Armstrong Doctor Linked To More Top Cyclists

At least 15 more cyclists have reportedly been linked to the banned Italian sport doctor of Lance Armstrong in an intricate scheme of money laundering, tax evasion, and widespread doping. The Gazzetta dello Sport reported former Giro d’Italia winners Michele Scarponi and Denis Menchov, and this year’s Olympic champion Alexandre Vinokourov are under investigation for doping under the supervision of Dr. Michele Ferrari.

The Gazzetta cited documents from an inquiry led by Padua prosecutor Benedetto Roberti that detailed how Ferrari allegedly masterminded a $40 million operation where teams and riders avoided paying taxes by recycling money via Gibraltar, Monte Carlo, Switzerland, and South America. All charges were however denied by the cyclists and Ferrari.

For several years, Roberti has been leading a sweeping investigation of Ferrari and parts of which were used in the USADA report that detailed how Lance Armstrong and others used performance enhancing drugs to stay at the top. After the report was published, the Texan rider was banned for life and stripped of all his results from August 1, 1998. The 41-year-old Armstrong has acknowledged that Ferrari was his trainer until 2004 and the name of Ferrari was mentioned throughout the USADA report and was banned for life.

Doping is a crime in Italy and the Italian doctor was already cleared on appeal in 2006 of criminal charges of distributing banned products for athletes and remains barred for life by the Italian Cycling Federation under a 2002 ruling. The Italian doctor is reportedly under investigation again in Italy for criminal association, trafficking and administering doping substances, tax evasion, and money laundering.

The Gazzetta said microphones were hidden by investigators in the camper van that the Italian doctor used to have meetings with cyclists in remote areas of Italy and in Switzerland and a phone-tap conversation was printed by the newspaper between Italian professional road bicycle racer Michele Scarponi and and Ferrari inside the van in September 2010 during which Scarponi said he could win the following year’s Giro and the doctor replied that if he used a blood transfusion he had a chance. The cyclist finished second in the 2011 Giro but then was promoted to champion when Alberto Contador was stripped of the title for doping at the 2010 Tour de France and Vincenzo Nibali finished behind Scarponi. Scarponi was banned in 2007 for a period of 18 months for involvement in the Spanish doping scandal Operation Puerto.

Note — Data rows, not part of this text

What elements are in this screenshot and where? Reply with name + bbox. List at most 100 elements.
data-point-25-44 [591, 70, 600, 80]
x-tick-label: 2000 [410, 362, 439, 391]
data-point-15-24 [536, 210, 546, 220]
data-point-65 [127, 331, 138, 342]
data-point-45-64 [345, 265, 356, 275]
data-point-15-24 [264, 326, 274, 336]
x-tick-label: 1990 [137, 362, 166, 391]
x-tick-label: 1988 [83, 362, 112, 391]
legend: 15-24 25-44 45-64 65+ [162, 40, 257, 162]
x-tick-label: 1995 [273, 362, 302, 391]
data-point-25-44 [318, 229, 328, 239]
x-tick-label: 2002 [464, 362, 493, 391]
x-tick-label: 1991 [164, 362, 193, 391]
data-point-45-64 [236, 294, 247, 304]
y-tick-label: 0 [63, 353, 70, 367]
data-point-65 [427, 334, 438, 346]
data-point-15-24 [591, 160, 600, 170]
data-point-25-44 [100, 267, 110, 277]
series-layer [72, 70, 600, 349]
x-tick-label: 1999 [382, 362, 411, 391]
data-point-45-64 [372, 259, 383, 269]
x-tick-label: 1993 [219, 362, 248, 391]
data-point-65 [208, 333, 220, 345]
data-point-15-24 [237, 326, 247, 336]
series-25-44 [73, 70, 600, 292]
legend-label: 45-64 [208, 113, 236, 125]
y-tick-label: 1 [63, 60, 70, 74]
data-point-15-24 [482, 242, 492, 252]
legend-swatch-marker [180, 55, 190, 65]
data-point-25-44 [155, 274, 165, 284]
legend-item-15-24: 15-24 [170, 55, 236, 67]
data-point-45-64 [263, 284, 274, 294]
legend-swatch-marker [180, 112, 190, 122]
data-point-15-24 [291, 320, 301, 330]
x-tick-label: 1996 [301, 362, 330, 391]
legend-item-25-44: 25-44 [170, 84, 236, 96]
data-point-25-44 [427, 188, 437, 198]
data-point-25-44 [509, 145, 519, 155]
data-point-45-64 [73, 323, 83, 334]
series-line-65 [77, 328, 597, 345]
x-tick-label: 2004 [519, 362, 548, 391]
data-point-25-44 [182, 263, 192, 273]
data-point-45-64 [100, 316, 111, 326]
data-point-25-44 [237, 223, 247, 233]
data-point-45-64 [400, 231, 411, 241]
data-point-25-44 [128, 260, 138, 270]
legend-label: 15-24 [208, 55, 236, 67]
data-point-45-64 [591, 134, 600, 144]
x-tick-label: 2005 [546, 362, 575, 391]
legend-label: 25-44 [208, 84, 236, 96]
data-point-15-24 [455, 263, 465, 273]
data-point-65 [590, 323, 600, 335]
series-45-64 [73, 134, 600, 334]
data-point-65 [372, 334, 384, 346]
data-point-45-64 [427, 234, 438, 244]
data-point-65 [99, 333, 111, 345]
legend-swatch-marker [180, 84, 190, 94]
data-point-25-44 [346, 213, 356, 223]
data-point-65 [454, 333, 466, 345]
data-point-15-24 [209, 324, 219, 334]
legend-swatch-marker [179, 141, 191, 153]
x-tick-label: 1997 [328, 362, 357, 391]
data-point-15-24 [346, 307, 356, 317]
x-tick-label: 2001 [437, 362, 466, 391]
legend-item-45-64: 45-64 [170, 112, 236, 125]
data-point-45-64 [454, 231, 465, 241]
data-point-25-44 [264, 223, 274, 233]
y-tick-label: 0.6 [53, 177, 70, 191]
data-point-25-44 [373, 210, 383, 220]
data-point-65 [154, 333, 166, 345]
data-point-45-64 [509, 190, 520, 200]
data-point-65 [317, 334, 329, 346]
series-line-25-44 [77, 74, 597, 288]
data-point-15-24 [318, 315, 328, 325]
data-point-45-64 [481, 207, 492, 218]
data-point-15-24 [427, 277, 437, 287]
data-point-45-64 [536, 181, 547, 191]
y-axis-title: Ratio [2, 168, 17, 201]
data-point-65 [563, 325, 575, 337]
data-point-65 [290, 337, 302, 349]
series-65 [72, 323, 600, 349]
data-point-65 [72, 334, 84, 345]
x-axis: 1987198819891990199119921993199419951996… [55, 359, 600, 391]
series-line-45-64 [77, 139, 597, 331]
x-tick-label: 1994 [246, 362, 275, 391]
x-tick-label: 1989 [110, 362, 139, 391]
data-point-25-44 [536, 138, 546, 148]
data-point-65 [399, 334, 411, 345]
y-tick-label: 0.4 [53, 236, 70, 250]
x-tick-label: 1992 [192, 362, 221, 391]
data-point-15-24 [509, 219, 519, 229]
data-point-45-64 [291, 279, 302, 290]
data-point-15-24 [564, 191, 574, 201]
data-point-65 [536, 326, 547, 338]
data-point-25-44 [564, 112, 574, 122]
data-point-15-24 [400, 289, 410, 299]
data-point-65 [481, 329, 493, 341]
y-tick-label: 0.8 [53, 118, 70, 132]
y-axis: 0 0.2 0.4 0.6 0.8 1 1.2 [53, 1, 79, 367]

Police also taped a September 2010 phone call between Denis Menchov (who won the Spanish Vuelta in 2005 and 2007 and raced with the Rabobank team from 2005-2010 and won the Giro in 2009) and agent Raimondo Scimone during which Menchov tells the agent that he wants “all the cyclists working with him followed by Ferrari,” according to the Gazzetta. In a statement to the paper, Scimone said he was never involved in doping or wrongdoing.

 This year’s Olympic champion Alexandre Vinokourov is also reportedly under investigation by Roberti and had served a two-year ban after testing positive for blood doping during the 2007 Tour de France. Others reportedly under investigation are Yaroslav Popovych and Volodymyr Bileka; Russian riders Alexandr Kolobnev, Vladimir Karpets, Vladimir Gusev, Mikhail Ignatiev; Czech rider Roman Kreuziger; and Italians Filippo Pozzato, Lorenzo Bertagnolli, Giovanni Visconti and Franco Pellizzotti.